Şatranc-ı Urefa’nın 16. Kabı, TA’N-I HULK. (Ta’n-Hoş görmemek. Kötülemek, çekiştirmek, kendinin ve birinin Hak için düzeltilmesi gereken kusurlarını beyan etmek. Nefy-i isbat. Dühul etmek, sirayet etmek, girmek.

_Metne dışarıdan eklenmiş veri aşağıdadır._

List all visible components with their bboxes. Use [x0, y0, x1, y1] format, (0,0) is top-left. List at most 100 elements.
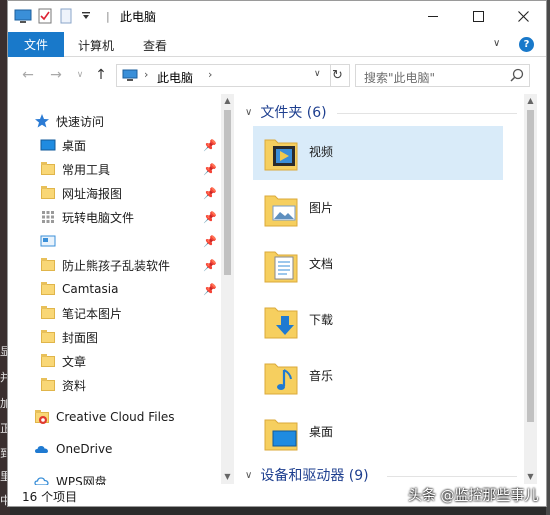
scrollbar-thumb[interactable]	[224, 110, 231, 275]
computer-icon	[122, 69, 138, 85]
chevron-down-icon[interactable]: ∨	[245, 107, 252, 118]
desktop-icon	[263, 414, 299, 452]
content-scrollbar[interactable]: ▲ ▼	[524, 94, 537, 484]
address-bar[interactable]: › 此电脑 › ∨	[116, 64, 331, 87]
nav-label: 资料	[62, 378, 87, 393]
ribbon-tabs: 文件 计算机 查看 ∨ ?	[8, 32, 546, 57]
nav-item-folder[interactable]: Camtasia	[40, 278, 118, 300]
chevron-right-icon[interactable]: ›	[144, 68, 148, 81]
title-bar: | 此电脑	[8, 1, 546, 32]
group-divider	[387, 476, 517, 477]
desktop-icon	[40, 137, 56, 153]
nav-label: 网址海报图	[62, 186, 123, 201]
group-title: 设备和驱动器 (9)	[260, 468, 369, 484]
nav-onedrive[interactable]: OneDrive	[34, 438, 112, 460]
folder-tile-pictures[interactable]: 图片	[253, 182, 503, 236]
nav-item-folder[interactable]: 玩转电脑文件	[40, 206, 134, 228]
breadcrumb-this-pc[interactable]: 此电脑	[157, 69, 193, 86]
nav-quick-access[interactable]: 快速访问	[34, 110, 104, 132]
folder-tile-videos[interactable]: 视频	[253, 126, 503, 180]
nav-item-folder[interactable]: 文章	[40, 350, 86, 372]
recent-locations-icon[interactable]: ∨	[70, 70, 90, 80]
image-icon	[40, 233, 56, 249]
help-icon[interactable]: ?	[519, 37, 534, 52]
pin-icon[interactable]: 📌	[203, 211, 217, 224]
navigation-bar: ← → ∨ ↑ › 此电脑 › ∨ ↻ 搜索"此电脑"	[8, 58, 546, 94]
download-icon	[263, 302, 299, 340]
video-icon	[263, 134, 299, 172]
pictures-icon	[263, 190, 299, 228]
pin-icon[interactable]: 📌	[203, 259, 217, 272]
quick-access-dropdown-icon[interactable]	[80, 7, 92, 25]
search-box[interactable]: 搜索"此电脑"	[355, 64, 530, 87]
tab-computer[interactable]: 计算机	[78, 37, 114, 54]
nav-item-folder[interactable]: 防止熊孩子乱装软件	[40, 254, 170, 276]
creative-cloud-icon	[34, 409, 50, 425]
search-icon[interactable]	[509, 67, 525, 86]
nav-label: 桌面	[62, 138, 87, 153]
nav-item-image[interactable]	[40, 230, 62, 252]
pin-icon[interactable]: 📌	[203, 235, 217, 248]
nav-label: Camtasia	[62, 282, 119, 296]
nav-item-folder[interactable]: 常用工具	[40, 158, 110, 180]
content-pane: ∨ 文件夹 (6) 视频 图片 文档 下载 音乐 桌面 ∨ 设备和驱动器 (9)	[237, 94, 537, 484]
nav-label: 文章	[62, 354, 87, 369]
group-divider	[337, 113, 517, 114]
scroll-down-icon[interactable]: ▼	[221, 472, 234, 481]
close-button[interactable]	[501, 1, 546, 32]
scroll-up-icon[interactable]: ▲	[221, 96, 234, 105]
nav-item-desktop[interactable]: 桌面	[40, 134, 86, 156]
computer-icon[interactable]	[14, 7, 32, 25]
group-header-drives[interactable]: ∨ 设备和驱动器 (9)	[245, 465, 369, 485]
scroll-up-icon[interactable]: ▲	[524, 96, 537, 105]
tab-view[interactable]: 查看	[143, 37, 167, 54]
nav-label: 玩转电脑文件	[62, 210, 135, 225]
nav-item-folder[interactable]: 资料	[40, 374, 86, 396]
nav-item-folder[interactable]: 封面图	[40, 326, 98, 348]
up-arrow-icon[interactable]: ↑	[91, 67, 111, 83]
folder-icon	[40, 353, 56, 369]
item-count: 16 个项目	[22, 490, 78, 504]
expand-ribbon-icon[interactable]: ∨	[493, 38, 500, 49]
chevron-down-icon[interactable]: ∨	[245, 470, 252, 481]
music-icon	[263, 358, 299, 396]
search-placeholder: 搜索"此电脑"	[364, 71, 436, 85]
nav-item-folder[interactable]: 笔记本图片	[40, 302, 122, 324]
folder-tile-downloads[interactable]: 下载	[253, 294, 503, 348]
folder-icon	[40, 329, 56, 345]
refresh-button[interactable]: ↻	[326, 64, 350, 87]
folder-icon	[40, 281, 56, 297]
pin-icon[interactable]: 📌	[203, 139, 217, 152]
nav-label: Creative Cloud Files	[56, 410, 175, 424]
nav-pane-scrollbar[interactable]: ▲ ▼	[221, 94, 234, 484]
new-folder-icon[interactable]	[60, 7, 72, 25]
nav-item-folder[interactable]: 网址海报图	[40, 182, 122, 204]
grid-icon	[40, 209, 56, 225]
back-arrow-icon[interactable]: ←	[18, 67, 38, 83]
cloud-icon	[34, 441, 50, 457]
folder-tile-documents[interactable]: 文档	[253, 238, 503, 292]
folder-icon	[40, 185, 56, 201]
scrollbar-thumb[interactable]	[527, 110, 534, 422]
forward-arrow-icon[interactable]: →	[46, 67, 66, 83]
group-header-folders[interactable]: ∨ 文件夹 (6)	[245, 102, 327, 122]
nav-creative-cloud[interactable]: Creative Cloud Files	[34, 406, 175, 428]
folder-icon	[40, 257, 56, 273]
pin-icon[interactable]: 📌	[203, 187, 217, 200]
folder-icon	[40, 377, 56, 393]
maximize-button[interactable]	[456, 1, 501, 32]
pin-icon[interactable]: 📌	[203, 283, 217, 296]
chevron-down-icon[interactable]: ∨	[314, 69, 321, 79]
pin-icon[interactable]: 📌	[203, 163, 217, 176]
tab-file[interactable]: 文件	[8, 32, 64, 57]
scroll-down-icon[interactable]: ▼	[524, 472, 537, 481]
group-title: 文件夹 (6)	[260, 105, 327, 121]
properties-icon[interactable]	[38, 7, 52, 25]
folder-icon	[40, 161, 56, 177]
chevron-right-icon[interactable]: ›	[208, 68, 212, 81]
nav-label: 快速访问	[56, 114, 105, 129]
minimize-button[interactable]	[411, 1, 456, 32]
folder-tile-music[interactable]: 音乐	[253, 350, 503, 404]
folder-label: 图片	[309, 201, 334, 215]
folder-tile-desktop[interactable]: 桌面	[253, 406, 503, 460]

Hak karşısında daima nefsinin kusurlarını görmek, suçu kendi nefsinde aramak, bulmak, eksikliğini ve daima O’na karşı ihtiyaç hâlini duymak. “Hulk; yaradılış, huy, halk”: 129: Lâtif-Cisimle alâkalı olmayan, güzel, hoş, lütfedici, derin, gizli… Be harfi, Allah’ın Lâtif ismi, “Cinler-Gizliler, gizlilikler” mertebesi, Kamer menzillerinden “Mukaddem min-ed delâl”e işaret eder; öne alınmış delile, Takdim’e… Süryanice, Mcisuto-Cin hastalığı. “Hep ötenin ötesinden meyl için taciz edilen, istenen”: 525: Heme Ez Ost-Herşey O’ndandır, O değil. “Vahdet-i Şuhud”… Süryanice, Mzadqonuto-Beraet. “Bulaşık olmama”: 3525: Seyyid Taha Cizro + Seyyid Fehim Arvasî + Esseyyid Abdülhakîm Arvasî “Üçışık” + Necib Fazıl Kısakürek + Salih Mirzabeyoğlu… Beraat-Haşmet, metanet, azimet: 673: Mehdî Derviş Muhammed… Süryanice, Hato Hfuğyo-Yeni Devir: 1525: Qeloyto Qeso-Süryanice, “Ölüm Odası” demek): 869: HULK-U SALİH-“Doğru Yol-Kurtuluş Yolu” izinde, en büyükten en küçüğe, hisse hisse Müslümanlar… MEKTUBAT-En büyük Veli İmâm-ı Rabbanî Hazretleri’nin, Allah Resûlü’nün Hadîslerinden sonra en büyük eseri. “Vahdet-i Şuhud” tacı: 1868= 869: NECİB Fazıl Kısakürek + SALİH Mirzabeyoğlu. (Yeni zaman ve mekân şartlarında, İslâmı “Eşya ve hâdiselere teshir ve insan ve toplum meselelerini halletmek” babında, BD-İBDA sistemini kuran;  “İslâm’a Muhatab Anlayışı” temsil eden)… Süryanice, ŞERŞONOYO-Temel: 869: PETSTO-Boşnak dilinde, “Beşyüz”. (Süryanice, Estaqbel-Olmak: 500: Fuhto-Süryanice, “Ceylan”… Ceyl: Ceylan. Tos vuran hayvan-lar. Koç, boğa vesaire. Yengeç… Süryanice, Sahro-Kamer. Ay. Büyü. Maden kütlesi. Kaya, taş: 275: Qarabos-Süryanice, “Yengeç”… Hemze, Allah’ın “Mübdi’-Güzel Yaradan” ismi, İlk Kalem mertebesi, Kamer menzillerinden “Seretan-Yengeç, Nath-Tos vuran, başvuran”a işaret eder… Bir not: Herodot, Yunanca bir yengeç çeşidi olan “İstakoz” demek. Malûm; istakozlar, çok uzun mesafeleri tam bir askerî nizam disiplini ile katedişleri ve bu uğurda zorluklara göğüs germeleri dolayısiyle Destan şairlerine ilham kaynağı olmuştur. Tarih ilminin kurucusu kabul edilen ve “Tarihin Babası” denilen tarihçinin ismi de Herodot’tur.)